I guess you're right in a purely geometric sense. It's just that it seems almost silly to consider that given that (AIUI) the 3D geometric constraints don't impact the memory access latency at all for now (and likely for any reasonable period of time).
Like you said, thermal and cost constraints dwarf the geometrical one. But I guess my point is that they make it a non-issue and therefore isn't a sound theoretical explanation as to why memory access is O(N^[1/3]).
The speed of light is roughly 30cm/ns. So accessing main memory 15cm away on a motherboard is about 0.5ns slower than cache, no matter whether the main memory is DRAM or SRAM. That's 2 clock cycles extra at 4GHz, which is a tiny fraction of the actual time (somewhere around 100ns) but not negligible. 0.5% or so is just enough that I'd say it can matter. Particularly since larger computers end up putting some of their RAM further away.
geometric constraints don't impact the memory access latency at all for now
I don't know; every time Intel/AMD increase cache size it also takes more cycles. That sounds like a speed of light limit.
Should thermal and cost constraints at scale not also tend to relate to the volume of the individual components in the same way (ignoring constant factors) as the growth factors for an idealized memory structure around the CPU itself? In a more literal sense: the size and quantity of transistors (or other alternative units) also describe the cost, heat dissipation, and volume of the memory simultaneously.

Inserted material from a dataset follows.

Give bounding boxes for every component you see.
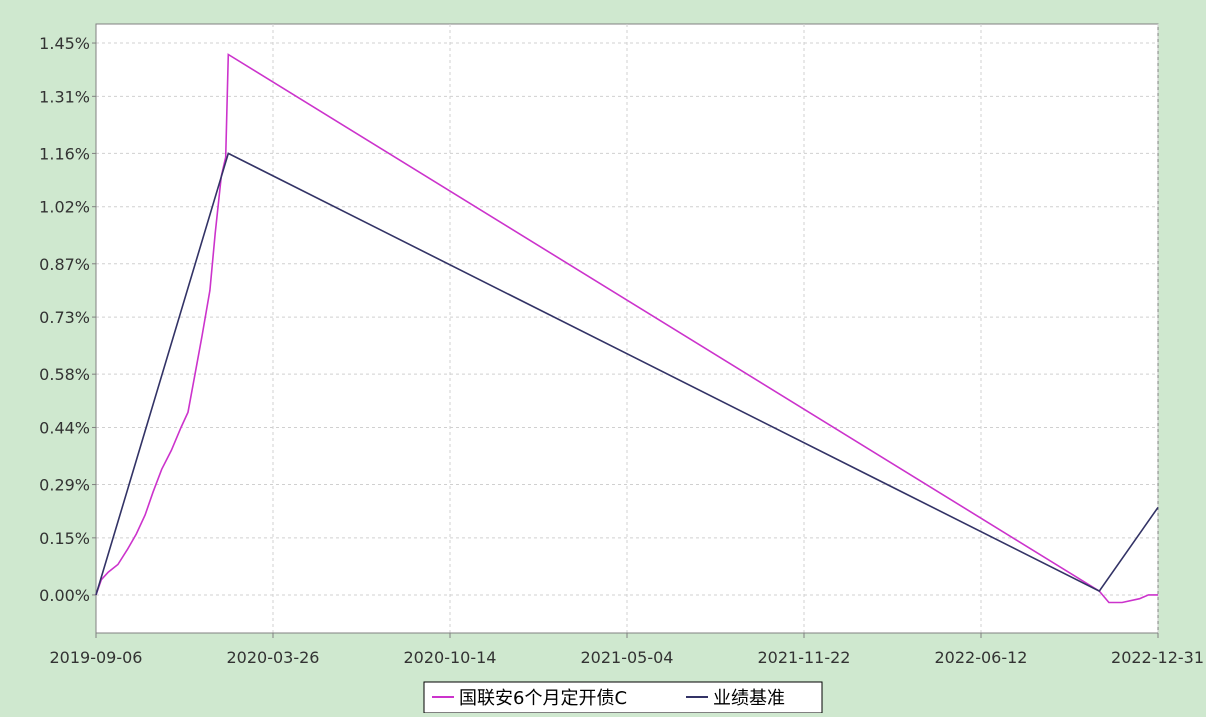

Tweaking any of the parameters still ultimately results in a "how much can we handle in that volume of product" equation, which will be the ultimate bound.

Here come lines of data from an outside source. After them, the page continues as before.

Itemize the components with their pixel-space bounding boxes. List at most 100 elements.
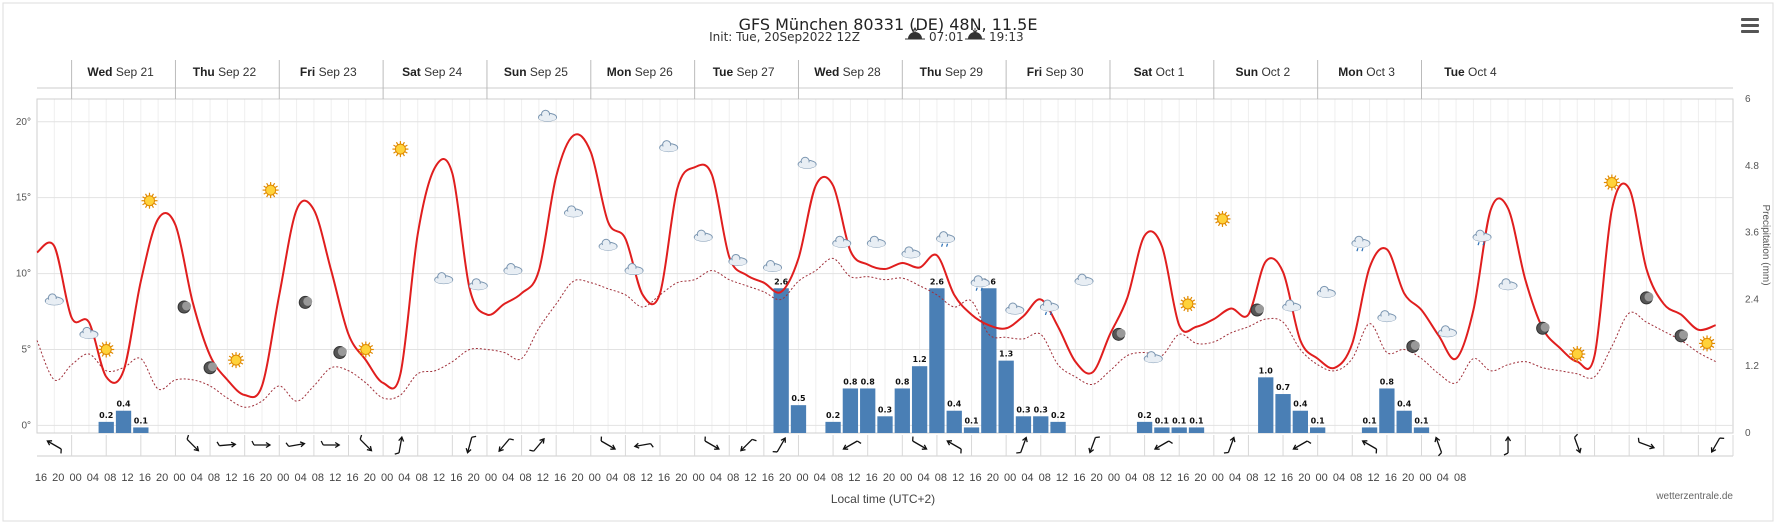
- day-label: Sun Sep 25: [504, 65, 568, 79]
- day-label: Thu Sep 22: [193, 65, 257, 79]
- moon-icon: [1112, 327, 1126, 341]
- precip-bar: [894, 388, 910, 433]
- hour-tick-label: 16: [1177, 472, 1189, 484]
- hour-tick-label: 04: [191, 472, 203, 484]
- wind-arrow-icon: [498, 438, 514, 453]
- precip-label: 0.3: [878, 405, 892, 414]
- wind-arrow-icon: [394, 435, 405, 455]
- precip-label: 0.1: [1414, 416, 1429, 425]
- precip-bar: [1379, 388, 1395, 433]
- hour-ticks: 16 20 00 04 08 12 16 20 00 04 08 12 16 20 00 04 08 12 16 20…: [35, 472, 1466, 484]
- wind-arrow-icon: [320, 440, 341, 449]
- precip-bar: [929, 288, 945, 433]
- hour-tick-label: 20: [883, 472, 895, 484]
- hour-tick-label: 16: [450, 472, 462, 484]
- sun-icon: [262, 182, 279, 199]
- precip-bar: [1154, 427, 1170, 433]
- dewpoint-line: [36, 257, 1716, 408]
- wind-arrow-icon: [1292, 440, 1312, 450]
- chart-subtitle: Init: Tue, 20Sep2022 12Z 07:01 19:13: [709, 27, 1024, 44]
- hour-tick-label: 04: [1125, 472, 1137, 484]
- hour-tick-label: 08: [1246, 472, 1258, 484]
- hour-tick-label: 16: [866, 472, 878, 484]
- precip-bar: [1015, 416, 1032, 433]
- moon-icon: [1674, 329, 1689, 343]
- temperature-tick-label: 15°: [16, 193, 31, 204]
- moon-icon: [1536, 321, 1550, 335]
- wind-arrow-icon: [216, 441, 237, 448]
- temperature-tick-label: 5°: [21, 345, 31, 356]
- day-label: Tue Oct 4: [1444, 65, 1497, 79]
- precip-label: 0.2: [1138, 411, 1152, 420]
- hour-tick-label: 12: [952, 472, 964, 484]
- cloud-icon: [434, 272, 454, 285]
- cloud-icon: [728, 253, 748, 266]
- cloud-icon: [624, 263, 644, 276]
- x-axis-label: Local time (UTC+2): [831, 492, 935, 506]
- hour-tick-label: 08: [1454, 472, 1466, 484]
- precipitation-tick-label: 4.8: [1745, 161, 1759, 172]
- hour-tick-label: 12: [433, 472, 445, 484]
- precip-label: 0.8: [843, 377, 858, 386]
- moon-icon: [333, 346, 347, 360]
- cloud-icon: [1316, 285, 1336, 298]
- precip-label: 0.3: [1034, 405, 1048, 414]
- hour-tick-label: 04: [710, 472, 722, 484]
- hour-tick-label: 00: [900, 472, 912, 484]
- hour-tick-label: 12: [537, 472, 549, 484]
- hour-tick-label: 12: [1367, 472, 1379, 484]
- wind-arrow-icon: [1573, 433, 1582, 454]
- sun-icon: [1214, 210, 1231, 227]
- precip-bar: [1292, 410, 1308, 433]
- weather-icons: [44, 109, 1716, 375]
- cloud-icon: [44, 293, 64, 306]
- hour-tick-label: 00: [381, 472, 393, 484]
- wind-arrow-icon: [1153, 440, 1173, 450]
- hour-tick-label: 20: [779, 472, 791, 484]
- hour-tick-label: 20: [364, 472, 376, 484]
- precip-bar: [790, 405, 807, 433]
- precip-label: 0.1: [1189, 416, 1204, 425]
- wind-arrow-icon: [600, 436, 617, 450]
- cloud-icon: [797, 156, 817, 169]
- precip-bar: [981, 288, 997, 433]
- day-label: Sun Oct 2: [1235, 65, 1290, 79]
- wind-arrow-icon: [842, 440, 862, 450]
- hour-tick-label: 04: [1333, 472, 1345, 484]
- precip-bar: [115, 410, 132, 433]
- sun-icon: [98, 341, 115, 358]
- day-label: Mon Oct 3: [1338, 65, 1395, 79]
- precip-bar: [842, 388, 859, 433]
- moon-icon: [203, 361, 218, 375]
- hour-tick-label: 08: [831, 472, 843, 484]
- hour-tick-label: 16: [243, 472, 255, 484]
- hour-tick-label: 12: [641, 472, 653, 484]
- hour-tick-label: 12: [1264, 472, 1276, 484]
- precip-label: 0.4: [1293, 400, 1308, 409]
- hour-tick-label: 16: [139, 472, 151, 484]
- menu-button[interactable]: [1741, 18, 1759, 34]
- hour-tick-label: 00: [1212, 472, 1224, 484]
- cloud-icon: [79, 326, 99, 339]
- day-label: Wed Sep 21: [87, 65, 154, 79]
- precip-label: 0.4: [947, 400, 962, 409]
- hour-tick-label: 00: [1004, 472, 1016, 484]
- precip-label: 0.1: [964, 416, 979, 425]
- precip-label: 0.2: [826, 411, 840, 420]
- precip-label: 0.5: [791, 394, 806, 403]
- precip-bar: [877, 416, 893, 433]
- sun-icon: [1603, 174, 1620, 191]
- temperature-tick-label: 0°: [21, 420, 31, 431]
- cloud-icon: [1143, 351, 1163, 364]
- precip-label: 0.2: [1051, 411, 1065, 420]
- cloud-icon: [1498, 278, 1518, 291]
- sun-icon: [1569, 346, 1586, 363]
- precip-label: 2.6: [774, 277, 789, 286]
- hour-tick-label: 12: [848, 472, 860, 484]
- sun-icon: [1179, 295, 1196, 312]
- hour-tick-label: 08: [312, 472, 324, 484]
- hour-tick-label: 08: [935, 472, 947, 484]
- hour-tick-label: 16: [762, 472, 774, 484]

The difference is we spread them out into differently optimized volumes instead of build a homogenous cube, which is (most likely IMO) where most of the constant factors come from.
I think this is the part the article glossed over to just get to showing the empirical results, but I also don't feel it's an inherently unreasonable set of assumptions. At the very least, matches what the theoretical limit would be in the far future even if it were to only happen to coincidentally match current systems for other reasons.